Su Polymarket, una delle principali piattaforme decentralizzate di prediction markets basata su blockchain Polygon, un whale attualmente posizionato appena fuori dalla top 50 dei profitti all-time ha costruito gran parte dei suoi guadagni proprio scommettendo contro Musk e Tesla. Il trader ha piazzato complessivamente 12 bet contro le promesse del magnate, mettendo sul piatto oltre 36.000 dollari. L'operazione più recente gli ha fruttato un ritorno del 10% su una scommessa da 10.000 dollari che Musk non avrebbe fondato un nuovo partito politico americano, nonostante le minacce lanciate dopo lo scontro con il presidente Donald Trump.
La strategia si rivela particolarmente profittevole perché, nonostante l'esercito di sostenitori pronti a difendere ogni dichiarazione di Musk sui social, pochi sono disposti a rischiare capitale reale su queste previsioni. Su Kalshi, altra piattaforma di prediction markets, la probabilità che Musk acquisti davvero la compagnia aerea low-cost irlandese Ryanair dopo lo scontro verbale con il suo CEO è quotata appena al 14%. Un dato che evidenzia il divario tra entusiasmo digitale e convinzione finanziaria.
Le opportunità per replicare questa strategia non mancano. Poche settimane fa, Musk ha dichiarato che xAI raggiungerà l'intelligenza artificiale generale entro la fine del 2026, un obiettivo che l'industria AI stessa ha largamente abbandonato come metrica, riconoscendo che i Large Language Models da soli non potranno raggiungere quel livello di breakthrough tecnologico. Il settore crypto conosce bene questa dinamica di promesse irrealizzabili, simile a quanto visto con numerosi progetti che promettevano di "rivoluzionare" l'industria senza avere le basi tecnologiche per farlo.

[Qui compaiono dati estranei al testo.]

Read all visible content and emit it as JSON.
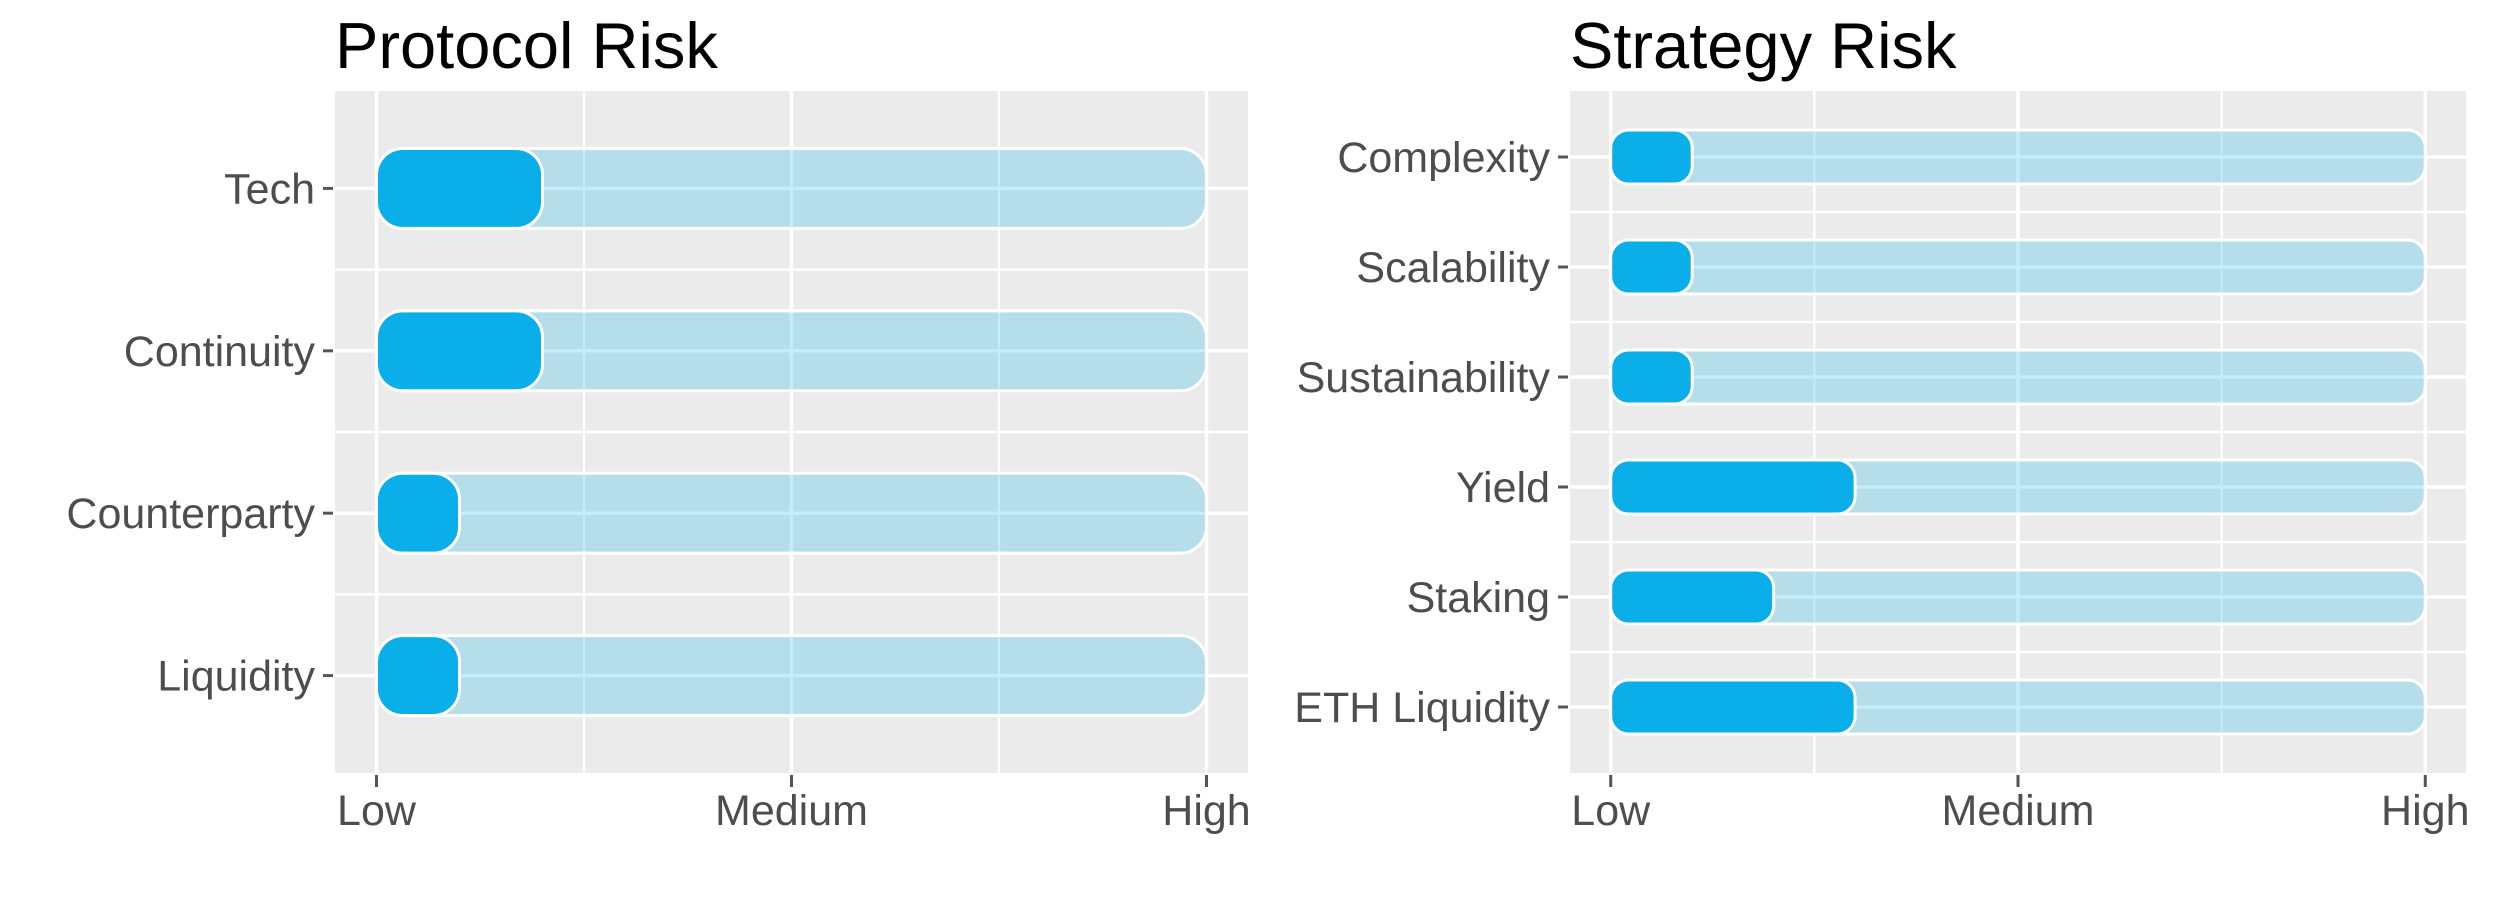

Altrettanto appetibili per i trader scettici sono le previsioni legate alla guida autonoma e alla robotica. Il robot umanoide Optimus, secondo Musk, sarà disponibile pubblicamente entro il 2027, mentre il servizio Robotaxi di Tesla dovrebbe espandersi a livello nazionale entro fine anno, nonostante attualmente riesca a malapena a operare con una dozzina di veicoli simultaneamente. Per chi ha familiarità con le metriche di scalabilità nel mondo blockchain, questi numeri suonano particolarmente irrealistici.
Tuttavia, operare su questi mercati richiede cautela. Le prediction markets, a differenza degli exchange crypto regolamentati o delle piattaforme di gambling tradizionali, non sono soggette a supervisione normativa stringente. Esistono precedenti di piattaforme che hanno rifiutato di liquidare mercati per cavilli tecnici, un rischio sistemico che ricorda i casi di exchange centralizzati problematici nel settore crypto. Inoltre, la manipolazione di mercato resta una minaccia concreta.

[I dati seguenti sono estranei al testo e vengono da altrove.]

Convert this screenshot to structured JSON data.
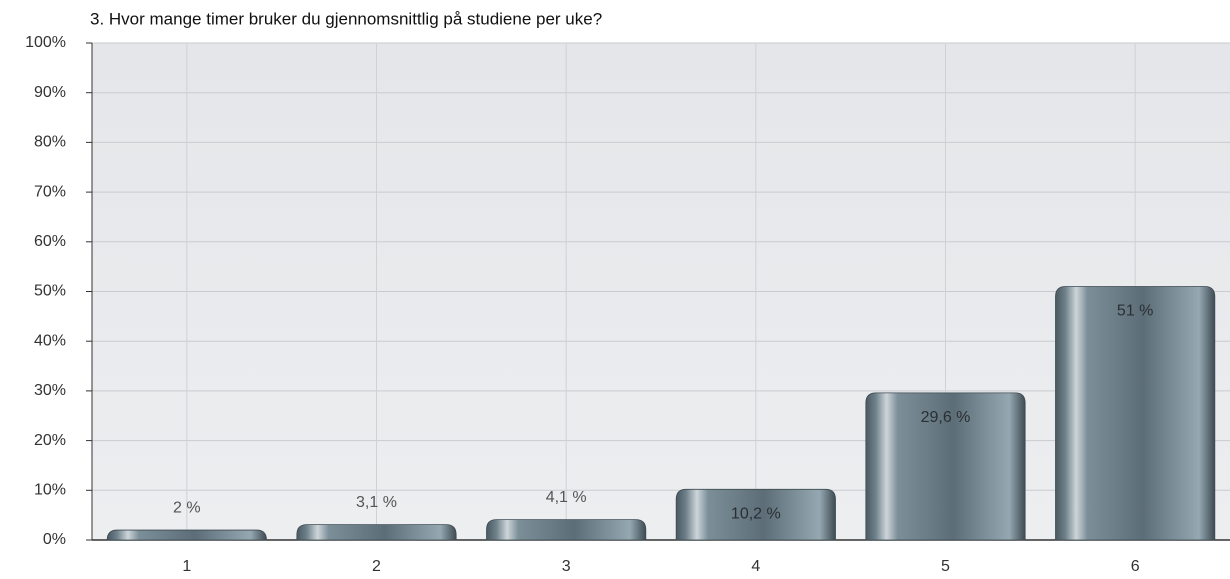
{
  "chart_data": {
    "type": "bar",
    "title": "3. Hvor mange timer bruker du gjennomsnittlig på studiene per uke?",
    "categories": [
      "1",
      "2",
      "3",
      "4",
      "5",
      "6"
    ],
    "values": [
      2,
      3.1,
      4.1,
      10.2,
      29.6,
      51
    ],
    "value_labels": [
      "2 %",
      "3,1 %",
      "4,1 %",
      "10,2 %",
      "29,6 %",
      "51 %"
    ],
    "color": "#5f717b",
    "ylim": [
      0,
      100
    ],
    "yticks": [
      {
        "value": 0,
        "label": "0%"
      },
      {
        "value": 10,
        "label": "10%"
      },
      {
        "value": 20,
        "label": "20%"
      },
      {
        "value": 30,
        "label": "30%"
      },
      {
        "value": 40,
        "label": "40%"
      },
      {
        "value": 50,
        "label": "50%"
      },
      {
        "value": 60,
        "label": "60%"
      },
      {
        "value": 70,
        "label": "70%"
      },
      {
        "value": 80,
        "label": "80%"
      },
      {
        "value": 90,
        "label": "90%"
      },
      {
        "value": 100,
        "label": "100%"
      }
    ],
    "grid": true
  }
}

Lo stesso Musk ha tentato di influenzare questi mercati. L'anno scorso ha incoraggiato pubblicamente gli utenti a scommettere sul lancio del servizio Robotaxi entro luglio, definendolo una "opportunità di guadagno". Il servizio fu effettivamente lanciato a giugno, ma solo per un gruppo ristretto e non al pubblico generale, causando perdite per chi aveva seguito il suo consiglio. Un pattern che gli osservatori del mercato crypto riconosceranno come simile ai casi di pump-and-dump o alle dichiarazioni fuorvianti di alcuni founder di progetti blockchain.

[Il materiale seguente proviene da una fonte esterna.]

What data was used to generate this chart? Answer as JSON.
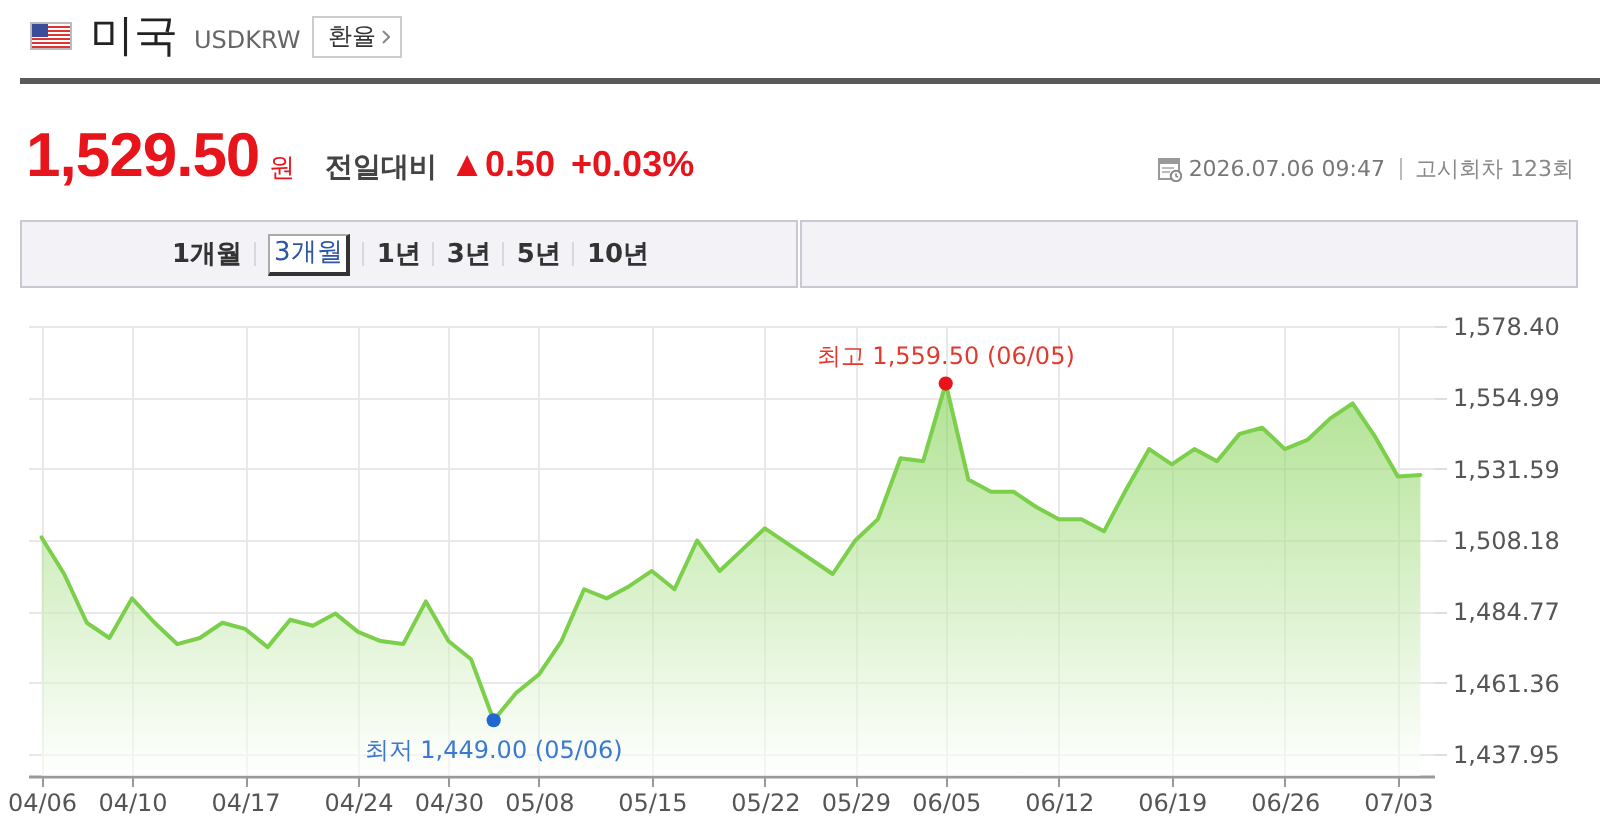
{
  "chart_data": {
    "type": "area",
    "title": "미국",
    "subtitle": "USDKRW",
    "categories": [
      "04/06",
      null,
      null,
      null,
      "04/10",
      null,
      null,
      null,
      null,
      "04/17",
      null,
      null,
      null,
      null,
      "04/24",
      null,
      null,
      null,
      "04/30",
      null,
      null,
      null,
      "05/08",
      null,
      null,
      null,
      null,
      "05/15",
      null,
      null,
      null,
      null,
      "05/22",
      null,
      null,
      null,
      "05/29",
      null,
      null,
      null,
      "06/05",
      null,
      null,
      null,
      null,
      "06/12",
      null,
      null,
      null,
      null,
      "06/19",
      null,
      null,
      null,
      null,
      "06/26",
      null,
      null,
      null,
      null,
      "07/03",
      null
    ],
    "values": [
      1509,
      1497,
      1481,
      1476,
      1489,
      1481,
      1474,
      1476,
      1481,
      1479,
      1473,
      1482,
      1480,
      1484,
      1478,
      1475,
      1474,
      1488,
      1475,
      1469,
      1449.0,
      1458,
      1464,
      1475,
      1492,
      1489,
      1493,
      1498,
      1492,
      1508,
      1498,
      1505,
      1512,
      1507,
      1502,
      1497,
      1508,
      1515,
      1535,
      1534,
      1559.5,
      1528,
      1524,
      1524,
      1519,
      1515,
      1515,
      1511,
      1525,
      1538,
      1533,
      1538,
      1534,
      1543,
      1545,
      1538,
      1541,
      1548,
      1553,
      1542,
      1529,
      1529.5
    ],
    "color": "#7ccf4a",
    "ylim": [
      1430.7,
      1578.4
    ],
    "yticks": [
      {
        "value": 1437.95,
        "label": "1,437.95"
      },
      {
        "value": 1461.36,
        "label": "1,461.36"
      },
      {
        "value": 1484.77,
        "label": "1,484.77"
      },
      {
        "value": 1508.18,
        "label": "1,508.18"
      },
      {
        "value": 1531.59,
        "label": "1,531.59"
      },
      {
        "value": 1554.99,
        "label": "1,554.99"
      },
      {
        "value": 1578.4,
        "label": "1,578.40"
      }
    ],
    "grid": true,
    "annotations": [
      "환율",
      "1,529.50",
      "원",
      "전일대비",
      "▲0.50",
      "+0.03%",
      "2026.07.06 09:47",
      "고시회차 123회",
      "1개월",
      "3개월",
      "1년",
      "3년",
      "5년",
      "10년",
      {
        "text": "최고 1,559.50 (06/05)",
        "y": 1559.5
      },
      {
        "text": "최저 1,449.00 (05/06)",
        "y": 1449.0
      }
    ]
  }
}
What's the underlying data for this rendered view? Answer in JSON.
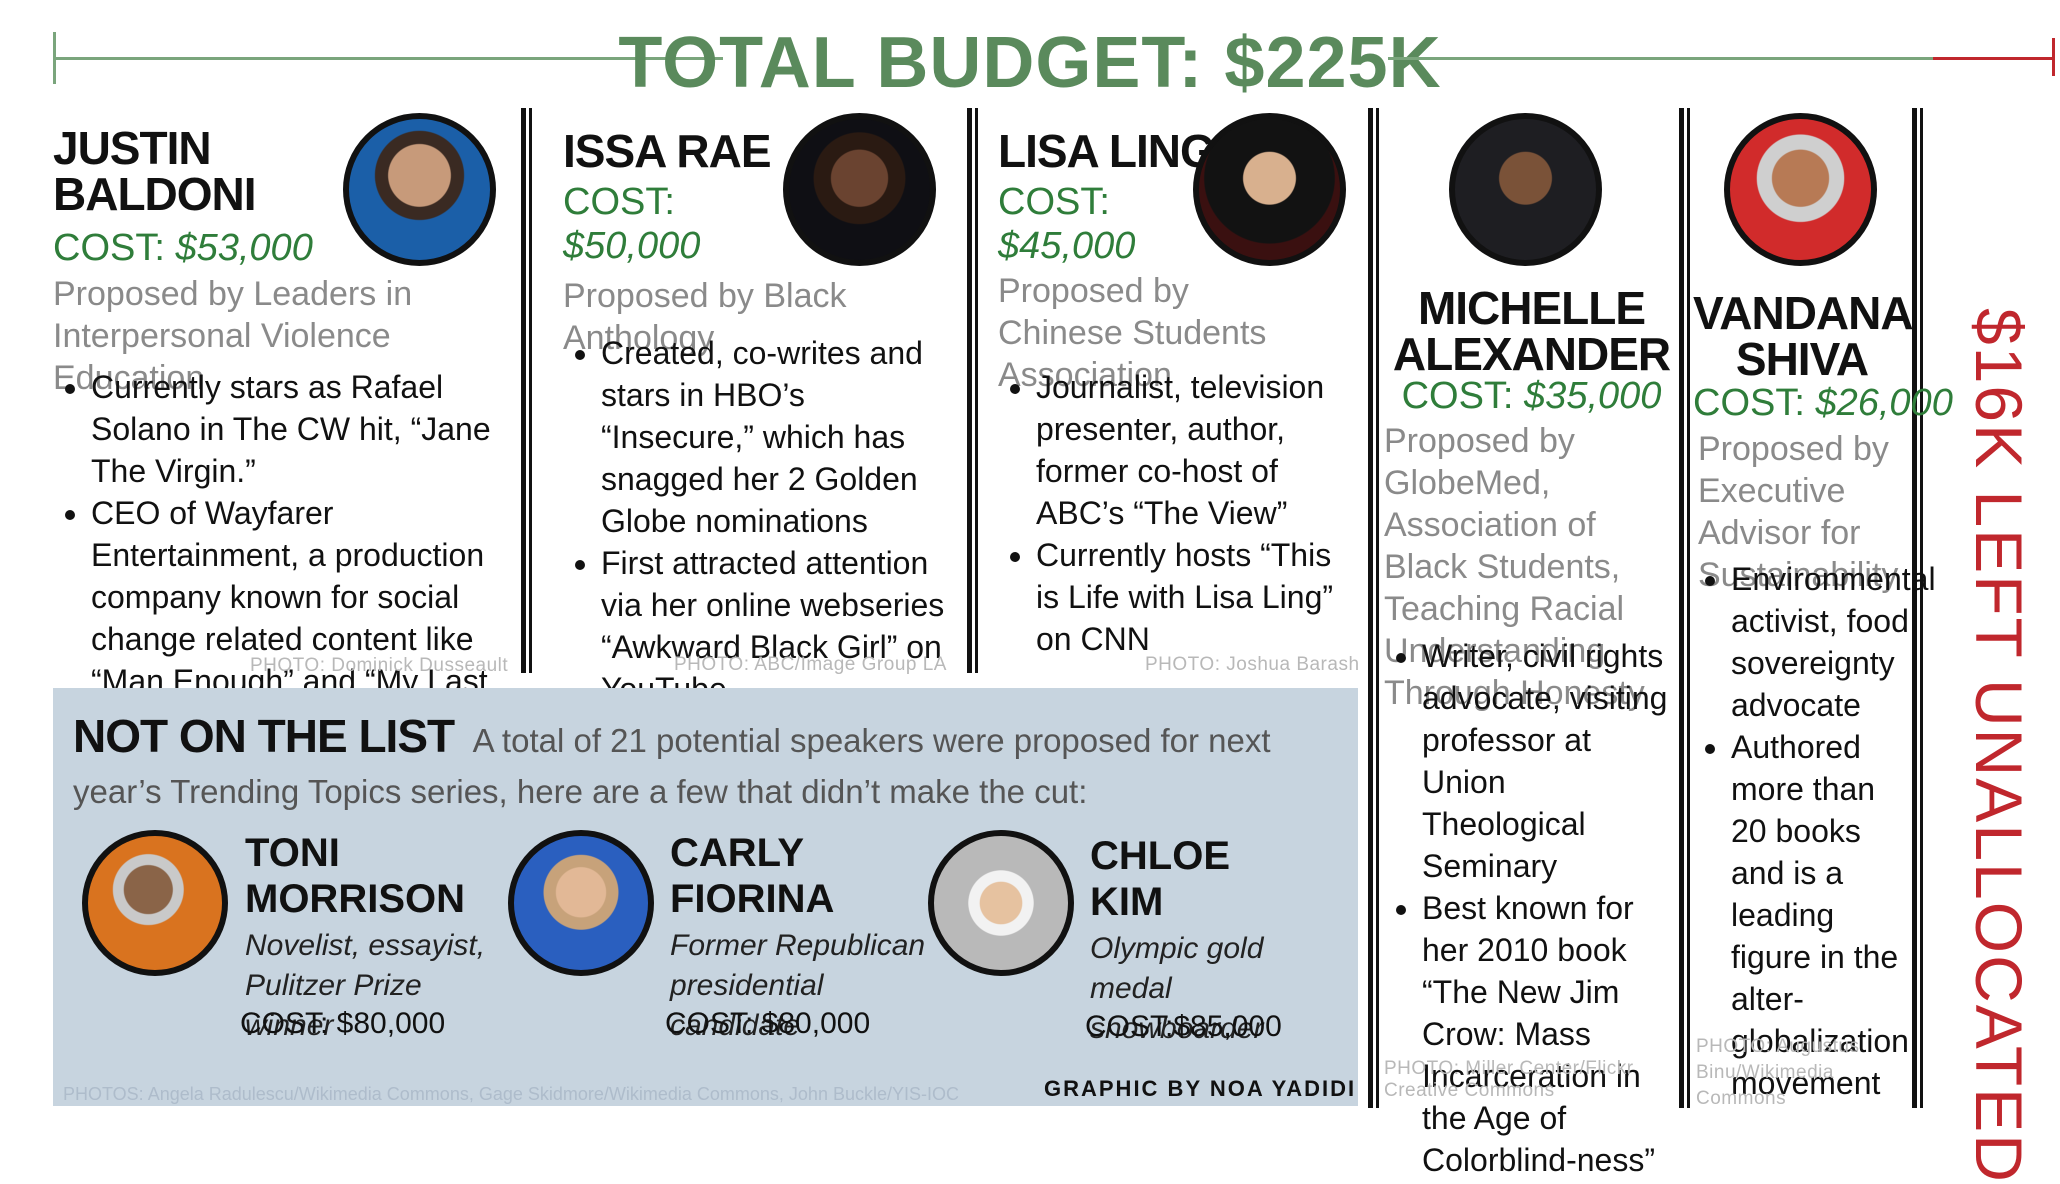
{
  "header": {
    "title": "TOTAL BUDGET: $225K"
  },
  "speakers": [
    {
      "name_line1": "JUSTIN",
      "name_line2": "BALDONI",
      "cost_label": "COST: ",
      "cost_value": "$53,000",
      "proposed_line1": "Proposed by Leaders in",
      "proposed_line2": "Interpersonal Violence Education",
      "bullets": [
        "Currently stars as Rafael Solano in The CW hit, “Jane The Virgin.”",
        "CEO of Wayfarer Entertainment, a production company known for social change related content like “Man Enough” and “My Last Days”"
      ],
      "photo_credit": "PHOTO: Dominick Dusseault"
    },
    {
      "name": "ISSA RAE",
      "cost_label": "COST:",
      "cost_value": "$50,000",
      "proposed": "Proposed by Black Anthology",
      "bullets": [
        "Created, co-writes and stars in HBO’s “Insecure,” which has snagged her 2 Golden Globe nominations",
        "First attracted attention via her online webseries “Awkward Black Girl” on YouTube"
      ],
      "photo_credit": "PHOTO: ABC/Image Group LA"
    },
    {
      "name": "LISA LING",
      "cost_label": "COST:",
      "cost_value": "$45,000",
      "proposed_line1": "Proposed by",
      "proposed_line2": "Chinese Students Association",
      "bullets": [
        "Journalist, television presenter, author, former co-host of ABC’s “The View”",
        "Currently hosts “This is Life with Lisa Ling” on CNN"
      ],
      "photo_credit": "PHOTO: Joshua Barash"
    },
    {
      "name_line1": "MICHELLE",
      "name_line2": "ALEXANDER",
      "cost_label": "COST: ",
      "cost_value": "$35,000",
      "proposed": "Proposed by GlobeMed, Association of Black Students, Teaching Racial Understanding Through Honesty",
      "bullets": [
        "Writer, civil rights advocate, visiting professor at Union Theological Seminary",
        "Best known for her 2010 book “The New Jim Crow: Mass Incarceration in the Age of Colorblind-ness”"
      ],
      "photo_credit_line1": "PHOTO: Miller Center/Flickr",
      "photo_credit_line2": "Creative Commons"
    },
    {
      "name_line1": "VANDANA",
      "name_line2": "SHIVA",
      "cost_label": "COST: ",
      "cost_value": "$26,000",
      "proposed": "Proposed by Executive Advisor for Sustainability",
      "bullets": [
        "Environmental activist, food sovereignty advocate",
        "Authored more than 20 books and is a leading figure in the alter-globalization movement"
      ],
      "photo_credit": "PHOTO: Augustus Binu/Wikimedia Commons"
    }
  ],
  "unallocated": "$16K LEFT UNALLOCATED",
  "not_on_list": {
    "title": "NOT ON THE LIST",
    "intro": "A total of 21 potential speakers were proposed for next year’s Trending Topics series, here are a few that didn’t make the cut:",
    "people": [
      {
        "name_line1": "TONI",
        "name_line2": "MORRISON",
        "desc_line1": "Novelist, essayist,",
        "desc_line2": "Pulitzer Prize winner",
        "cost": "COST: $80,000"
      },
      {
        "name_line1": "CARLY",
        "name_line2": "FIORINA",
        "desc_line1": "Former Republican",
        "desc_line2": "presidential candidate",
        "cost": "COST: $80,000"
      },
      {
        "name_line1": "CHLOE",
        "name_line2": "KIM",
        "desc_line1": "Olympic gold",
        "desc_line2": "medal snowboarder",
        "cost": "COST:$85,000"
      }
    ],
    "photo_credits": "PHOTOS: Angela Radulescu/Wikimedia Commons, Gage Skidmore/Wikimedia Commons, John Buckle/YIS-IOC",
    "graphic_credit": "GRAPHIC BY NOA YADIDI"
  },
  "colors": {
    "accent_green": "#2f7d3a",
    "title_green": "#5a8a5c",
    "red": "#c0272d",
    "panel": "#c7d4df"
  }
}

Per i trader interessati a diversificare oltre i mercati crypto tradizionali, scommettere contro le previsioni di Musk potrebbe rappresentare una strategia con correlazione relativamente bassa rispetto ai movimenti di Bitcoin ed Ethereum. Tuttavia, come per qualsiasi investimento in asset non regolamentati, il rischio di controparte resta elevato e dovrebbe essere attentamente valutato prima di allocare capitale significativo.